Introduction: Heart disease following cancer treatment may be directly linked to cardiovascular damage which may have been induced by chemotherapy treatment or accelerate the disease process ofatherosclerosis itself, including cancer treatment-related cardiovascular risk factors such as hypertension, diabetes mellitus, and dyslipidemia compared with age-matched counterparts with no cancer history [4]. Therefore, our study aimed to assess the relationship between breast and prostate cancer treated patients and their current cardiovascular presentations.

      Method: A total of 100 patient’s medical history were identified with breast cancer or prostate cancer and the relationship between cancer treated patients and patients with no cancer was assessed with the cardiovascular parameters.

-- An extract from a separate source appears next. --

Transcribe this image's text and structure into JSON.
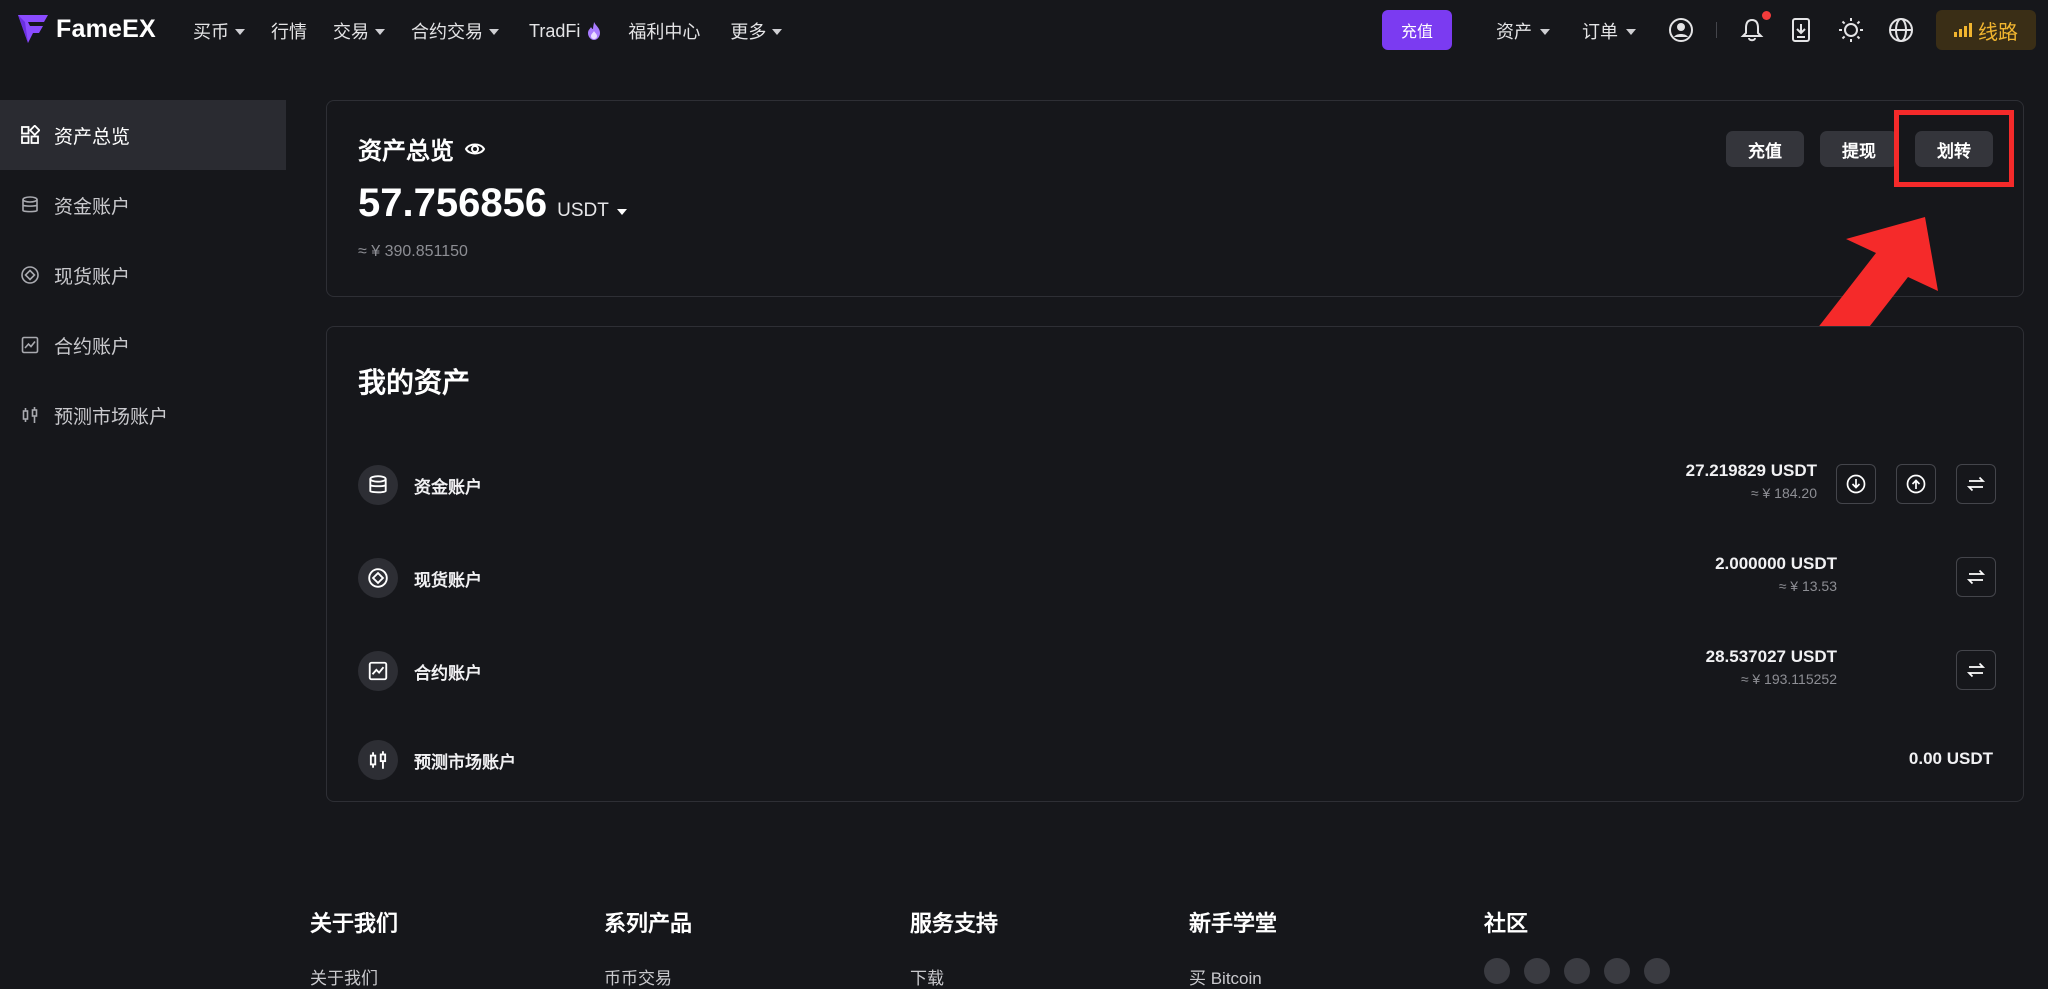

Statistical analysis was conducted using IBM^®SPSS^® Statistical software version 22. Fischer-Exact test (p ≤ 0.01) significance test with two-sided calculations were performed.

      Results: Women with breast cancer who had previous cancer treatment had presented with a higher incidence of heart failure (58.8%) compared to women with no heart failure in the same group (41.2%). Women with breast cancer who had previous cancer treatment presented with lower incidence of atrial fibrillation (AF) (47.1%) compared with women with no AF in the same group (52.9%). Women with breast cancer who had previous cancer treatment presented with significantly lower incidence of coronary artery disease (CAD) (26.5%) compared with females with no CAD in the same group (73.5%). Women with breast cancer who had previous cancer treatment presented with significantly higher incidence of hypertension (88.2%) than in women with no hypertension in the same group (11.8%). women with breast cancer who had previous cancer treatment presented with lower incidence of valvular disease (38.2%) than in women with no valvular disease in the same group (61.8%).

      Men with prostate cancer who had previous cancer treatment presented with significantly higher incidence of heart failure (83.3%) than in men with no heart failure in the same group (16.7%). Men with prostate cancer who had previous cancer treatment presented with lower incidence of AF (25%) than in men with no AF in the same group (75%).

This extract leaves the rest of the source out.